My father told his version of the truth out loud to anyone who was in earshot, regardless of their age or relation to the family. Your mother has left and I don’t know why and we’ll all get through this. Getting through this meant finding my friend Lynne’s widowed mother preparing stuffed peppers in my mother’s kitchen the next week. After dad hit on Lynne’s divorced pepper prepping mother some time shortly after she prepared the peppers, she never returned. Eventually Lynne and I were sneaking around because her mother wanted her to be far away from dad and his crazy household of newly motherless children.

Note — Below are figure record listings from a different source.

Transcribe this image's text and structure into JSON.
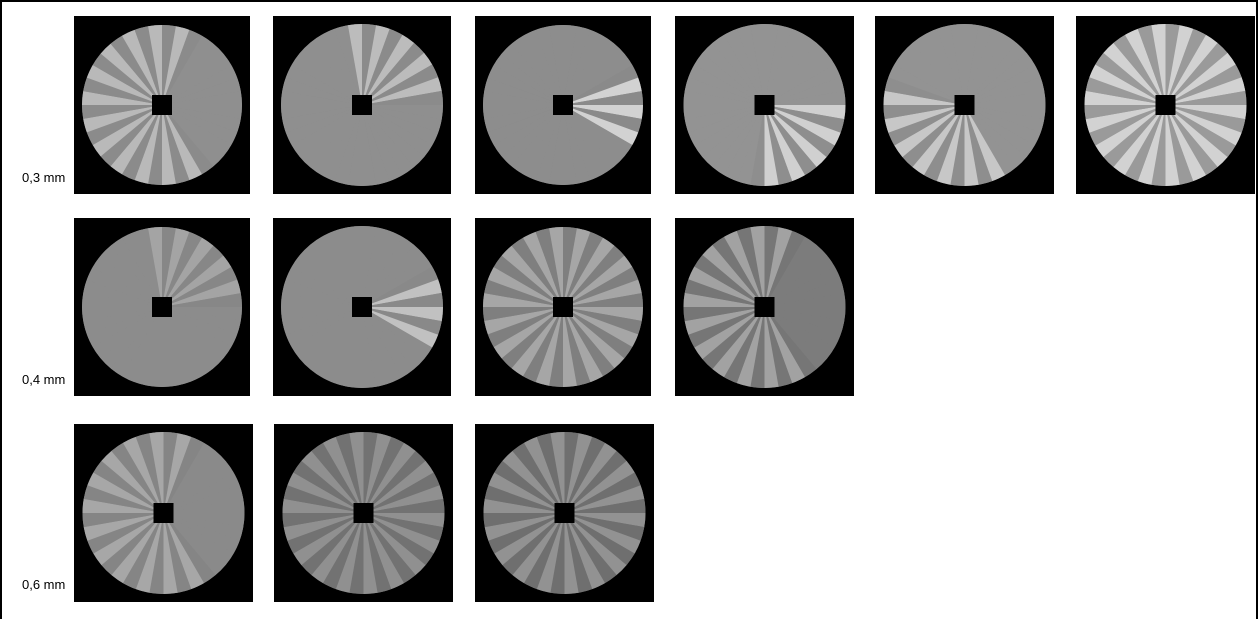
{
  "rows": [
    {
      "label": "0,3 mm",
      "pattern_count": 6
    },
    {
      "label": "0,4 mm",
      "pattern_count": 4
    },
    {
      "label": "0,6 mm",
      "pattern_count": 3
    }
  ]
}
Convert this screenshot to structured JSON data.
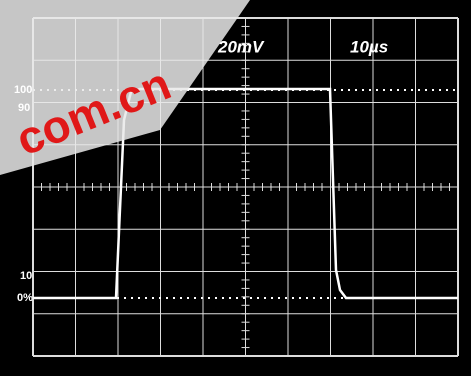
{
  "scope": {
    "volts_per_div": "20mV",
    "time_per_div": "10µs",
    "level_labels": [
      "100",
      "90",
      "10",
      "0%"
    ]
  },
  "watermark": "com.cn"
}
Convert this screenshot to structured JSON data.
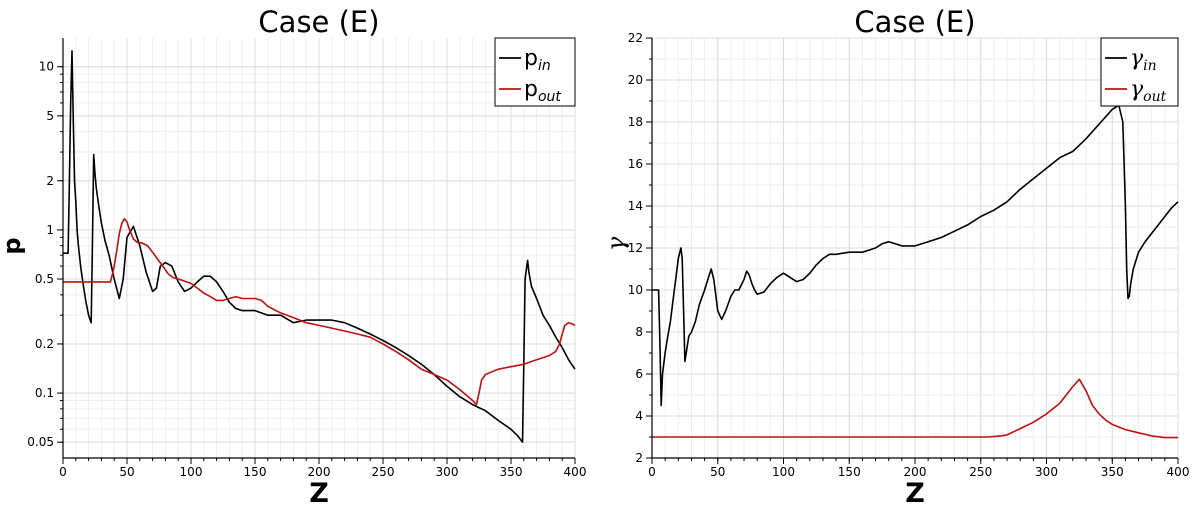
{
  "chart_data": [
    {
      "type": "line",
      "title": "Case (E)",
      "xlabel": "Z",
      "ylabel": "p",
      "xlim": [
        0,
        400
      ],
      "ylim": [
        0.04,
        15
      ],
      "yscale": "log",
      "grid": true,
      "legend_position": "top-right",
      "xticks": [
        0,
        50,
        100,
        150,
        200,
        250,
        300,
        350,
        400
      ],
      "yticks": [
        0.05,
        0.1,
        0.2,
        0.5,
        1,
        2,
        5,
        10
      ],
      "yticklabels": [
        "0.05",
        "0.1",
        "0.2",
        "0.5",
        "1",
        "2",
        "5",
        "10"
      ],
      "series": [
        {
          "name": "p",
          "subscript": "in",
          "color": "#000000",
          "x": [
            0,
            4,
            5,
            6,
            7,
            8,
            9,
            10,
            11,
            12,
            14,
            16,
            18,
            20,
            22,
            23,
            24,
            25,
            26,
            28,
            30,
            33,
            36,
            40,
            44,
            47,
            50,
            55,
            60,
            65,
            70,
            73,
            76,
            80,
            85,
            90,
            95,
            100,
            105,
            110,
            115,
            120,
            125,
            130,
            135,
            140,
            150,
            160,
            170,
            180,
            190,
            200,
            210,
            220,
            230,
            240,
            250,
            260,
            270,
            280,
            290,
            300,
            310,
            320,
            330,
            340,
            350,
            355,
            359,
            360,
            361,
            363,
            364,
            366,
            370,
            375,
            380,
            385,
            390,
            395,
            400
          ],
          "y": [
            0.72,
            0.72,
            2.0,
            6.0,
            12.5,
            5.0,
            2.0,
            1.5,
            1.0,
            0.8,
            0.58,
            0.45,
            0.36,
            0.3,
            0.27,
            0.8,
            2.9,
            2.2,
            1.8,
            1.4,
            1.1,
            0.85,
            0.7,
            0.5,
            0.38,
            0.5,
            0.9,
            1.05,
            0.8,
            0.55,
            0.42,
            0.44,
            0.6,
            0.63,
            0.6,
            0.48,
            0.42,
            0.44,
            0.48,
            0.52,
            0.52,
            0.48,
            0.42,
            0.36,
            0.33,
            0.32,
            0.32,
            0.3,
            0.3,
            0.27,
            0.28,
            0.28,
            0.28,
            0.27,
            0.25,
            0.23,
            0.21,
            0.19,
            0.17,
            0.15,
            0.13,
            0.11,
            0.095,
            0.085,
            0.078,
            0.068,
            0.06,
            0.055,
            0.05,
            0.15,
            0.5,
            0.65,
            0.55,
            0.45,
            0.38,
            0.3,
            0.26,
            0.22,
            0.19,
            0.16,
            0.14
          ]
        },
        {
          "name": "p",
          "subscript": "out",
          "color": "#c01010",
          "x": [
            0,
            20,
            37,
            39,
            40,
            42,
            44,
            46,
            48,
            50,
            52,
            55,
            58,
            62,
            66,
            70,
            74,
            78,
            82,
            86,
            90,
            100,
            105,
            110,
            115,
            120,
            125,
            130,
            135,
            140,
            145,
            150,
            155,
            160,
            170,
            180,
            190,
            200,
            210,
            220,
            230,
            240,
            250,
            260,
            270,
            280,
            290,
            300,
            310,
            320,
            323,
            325,
            327,
            330,
            335,
            340,
            350,
            360,
            370,
            380,
            385,
            388,
            390,
            392,
            395,
            398,
            400
          ],
          "y": [
            0.48,
            0.48,
            0.48,
            0.55,
            0.6,
            0.75,
            0.95,
            1.1,
            1.17,
            1.12,
            1.0,
            0.88,
            0.84,
            0.83,
            0.8,
            0.73,
            0.66,
            0.6,
            0.54,
            0.51,
            0.5,
            0.47,
            0.44,
            0.41,
            0.39,
            0.37,
            0.37,
            0.38,
            0.39,
            0.38,
            0.38,
            0.38,
            0.37,
            0.34,
            0.31,
            0.29,
            0.27,
            0.26,
            0.25,
            0.24,
            0.23,
            0.22,
            0.2,
            0.18,
            0.16,
            0.14,
            0.13,
            0.12,
            0.105,
            0.09,
            0.085,
            0.1,
            0.12,
            0.13,
            0.135,
            0.14,
            0.145,
            0.15,
            0.16,
            0.17,
            0.18,
            0.2,
            0.23,
            0.26,
            0.27,
            0.265,
            0.26
          ]
        }
      ]
    },
    {
      "type": "line",
      "title": "Case (E)",
      "xlabel": "Z",
      "ylabel": "γ",
      "xlim": [
        0,
        400
      ],
      "ylim": [
        2,
        22
      ],
      "yscale": "linear",
      "grid": true,
      "legend_position": "top-right",
      "xticks": [
        0,
        50,
        100,
        150,
        200,
        250,
        300,
        350,
        400
      ],
      "yticks": [
        2,
        4,
        6,
        8,
        10,
        12,
        14,
        16,
        18,
        20,
        22
      ],
      "yticklabels": [
        "2",
        "4",
        "6",
        "8",
        "10",
        "12",
        "14",
        "16",
        "18",
        "20",
        "22"
      ],
      "series": [
        {
          "name": "γ",
          "subscript": "in",
          "color": "#000000",
          "x": [
            0,
            5,
            6,
            7,
            8,
            10,
            12,
            14,
            16,
            18,
            20,
            22,
            23,
            24,
            25,
            26,
            28,
            30,
            33,
            36,
            40,
            43,
            45,
            47,
            50,
            53,
            56,
            60,
            63,
            66,
            70,
            72,
            74,
            76,
            78,
            80,
            85,
            90,
            95,
            100,
            105,
            110,
            115,
            120,
            125,
            130,
            135,
            140,
            150,
            160,
            170,
            175,
            180,
            185,
            190,
            200,
            210,
            220,
            230,
            240,
            250,
            260,
            270,
            280,
            290,
            300,
            310,
            320,
            330,
            340,
            350,
            355,
            358,
            360,
            361,
            362,
            363,
            364,
            366,
            370,
            375,
            380,
            385,
            390,
            395,
            400
          ],
          "y": [
            10.0,
            10.0,
            7.5,
            4.5,
            6.0,
            7.0,
            7.8,
            8.5,
            9.5,
            10.5,
            11.5,
            12.0,
            11.5,
            9.0,
            6.6,
            7.0,
            7.8,
            8.0,
            8.5,
            9.3,
            10.0,
            10.6,
            11.0,
            10.5,
            9.0,
            8.6,
            9.0,
            9.7,
            10.0,
            10.0,
            10.5,
            10.9,
            10.7,
            10.3,
            10.0,
            9.8,
            9.9,
            10.3,
            10.6,
            10.8,
            10.6,
            10.4,
            10.5,
            10.8,
            11.2,
            11.5,
            11.7,
            11.7,
            11.8,
            11.8,
            12.0,
            12.2,
            12.3,
            12.2,
            12.1,
            12.1,
            12.3,
            12.5,
            12.8,
            13.1,
            13.5,
            13.8,
            14.2,
            14.8,
            15.3,
            15.8,
            16.3,
            16.6,
            17.2,
            17.9,
            18.6,
            18.8,
            18.0,
            14.0,
            11.0,
            9.6,
            9.7,
            10.3,
            11.0,
            11.8,
            12.3,
            12.7,
            13.1,
            13.5,
            13.9,
            14.2
          ]
        },
        {
          "name": "γ",
          "subscript": "out",
          "color": "#c01010",
          "x": [
            0,
            50,
            100,
            150,
            200,
            250,
            255,
            260,
            265,
            270,
            280,
            290,
            300,
            310,
            315,
            320,
            325,
            330,
            335,
            340,
            345,
            350,
            360,
            370,
            380,
            390,
            400
          ],
          "y": [
            3.0,
            3.0,
            3.0,
            3.0,
            3.0,
            3.0,
            3.0,
            3.02,
            3.05,
            3.1,
            3.4,
            3.7,
            4.1,
            4.6,
            5.0,
            5.4,
            5.75,
            5.2,
            4.5,
            4.1,
            3.8,
            3.6,
            3.35,
            3.2,
            3.05,
            2.97,
            2.97
          ]
        }
      ]
    }
  ]
}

Dad was overly enthusiastic about joining Parents Without Partners within weeks of my mother’s departure, involving my youngest brother in such activities as a trip to Wild West City and support groups for the kids of Parents Without Partners. It all seemed fucking ridiculous to me.
My mother did come home in November, the week before Thanksgiving. She came home as the conquering heroine there to rescue her bedraggled family from a year without a Santa Claus. We picked her up from the airport that dreary day and there she was shining with her newly dyed blonde hair. No more severe, dark bun fastened daily to the back of her head, her Italian skin was even darker with a deep tan. I refused to make eye contact, smile or say a word. We all walked through the airport and waited for her luggage.
Picking up the unfamiliar bags, she said hello to me specifically, calling me by my name. “Hello, Gen.” I looked at her in her Members Only jacket and her jeans, tighter than my own, and walked on. “Geneiveve!!” I looked at her. “Stop it. Talk to me. Grow up.”
I looked her squarely in the eye and in the very first act of consciously chosen confrontation, rebellion and outright truly expressed anger for the first time in my life, to my own mother, I said, “Why don’t YOU grow up?” The words pulled the breath from my body as they left my mouth. There was no wooden spoon that came flying towards me out of some secret Members Only zippered pocket.. There was no smash of an open palm into the side of my head. There was no “Fuck you. Sit down and shut the fuck up,” directed towards me, all of which I very well expected after showing such a display of my own emotions and opinions. There was nothing. We walked out of the airport, got into the car, drove home and started Thanksgiving preparations. Not another word was ever said about that seven month absence of our mother from our lives.